RIO - A Petrobrás e a Rio Polímeros assinaram no sábado contrato de compra e venda de matérias-primas e produtos para o Pólo Gás Químico do Rio de Janeiro. O presidente Fernando Henrique Cardoso, que presidiu a solenidade na Refinaria Duque de Caxias, elogiou a Petrobrás por sua parceria com o setor privado na criação do Pólo e afirmou que trata-se de um ‘‘marco do espírito novo da Petrobrás’’, referindo-se à quebra do monopólio do petróleo. Fernando Henrique declarou que a parceria com as empresas que formam a Rio Polímeros sinaliza a mudança de relacionamento da estatal com o setor privado.
‘‘Engana-se redondamente quem pensa que a Petrobrás terá dificuldades de competir com o setor privado’’, afirmou FH em seu discurso, tendo ao lado o presidente da estatal, Joel Mendes Rennó, o ministro das Minas e Energia, Raimundo Brito, os representantes das três companhias que formam a Rio Polímeros (Suzano, Unipar e Petroquímica da Bahia) e o governador do Rio de Janeiro, Marcello Alencar. ‘‘Entrei na política brigando pela Petrobrás, hoje o mundo é outro, mas ela continuará sendo uma estrela do nosso governo’’, disse o presidente.

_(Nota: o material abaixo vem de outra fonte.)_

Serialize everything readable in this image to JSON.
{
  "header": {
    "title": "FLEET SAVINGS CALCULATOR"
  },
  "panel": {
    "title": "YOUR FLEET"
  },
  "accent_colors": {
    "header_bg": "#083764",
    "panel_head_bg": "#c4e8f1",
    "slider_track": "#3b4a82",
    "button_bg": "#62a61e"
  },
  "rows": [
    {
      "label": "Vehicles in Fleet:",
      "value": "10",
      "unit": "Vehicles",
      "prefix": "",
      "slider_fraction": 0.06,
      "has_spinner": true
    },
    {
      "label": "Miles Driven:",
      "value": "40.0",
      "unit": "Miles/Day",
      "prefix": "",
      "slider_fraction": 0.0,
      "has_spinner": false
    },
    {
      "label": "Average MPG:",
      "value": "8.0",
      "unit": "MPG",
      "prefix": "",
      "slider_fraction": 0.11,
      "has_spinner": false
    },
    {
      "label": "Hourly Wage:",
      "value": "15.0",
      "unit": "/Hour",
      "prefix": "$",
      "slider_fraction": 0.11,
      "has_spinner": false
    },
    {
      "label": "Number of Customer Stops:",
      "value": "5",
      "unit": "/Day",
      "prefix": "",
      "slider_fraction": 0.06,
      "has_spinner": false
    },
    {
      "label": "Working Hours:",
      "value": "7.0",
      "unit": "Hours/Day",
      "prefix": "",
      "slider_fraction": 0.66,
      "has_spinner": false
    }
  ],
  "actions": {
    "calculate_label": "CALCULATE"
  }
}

Na parceria firmada com o setor privado para a instalação do Pólo Gás Químico do Rio, a Petrobrás será minoritária, com uma participação de 30%. O total de investimentos previstos para a fase inicial é de US$ 719 milhões, cabendo à Petrobrás aplicar US$ 216 milhões. Os outros sócios entrarão com US$ 503 milhões. O pólo terá uma produção de 400 mil toneladas anuais de eteno, durante 15 anos. As obras vão gerar 2,5 mil empregos diretos e 4,5 mil indiretos, no Rio de Janeiro.
O presidente da Petrobrás enfatizou que o consórcio Rio Eteno já foi firmado dentro das novas regras da lei do petróleo. ‘‘Será um dos mais importantes exemplos de funcionamento de como a Petrobrás vai atuar a partir da quebra do monopólio do petróleo’’, disse ele. As obras para a construção de unidades de processamento de gás natural para atender ao crescimento da Bacia de Campos e possibilitar o fornecimento do etano e propano ao Pólo Gás Químico começarão ainda este ano.
O projeto prevê a disponibilidade de 9 milhões de metros cúbicos por dia de gás natural, provenientes da Bacia de Campos, como fonte de matéria-prima para o Pólo Gás Químico. O contrato permite promover uma integração entre a unidade de pirólise do consórcio Rio Eteno (associação entre a Petrobrás e a Rio Polímeros) e a unidade de polietileno da Rio Polímeros.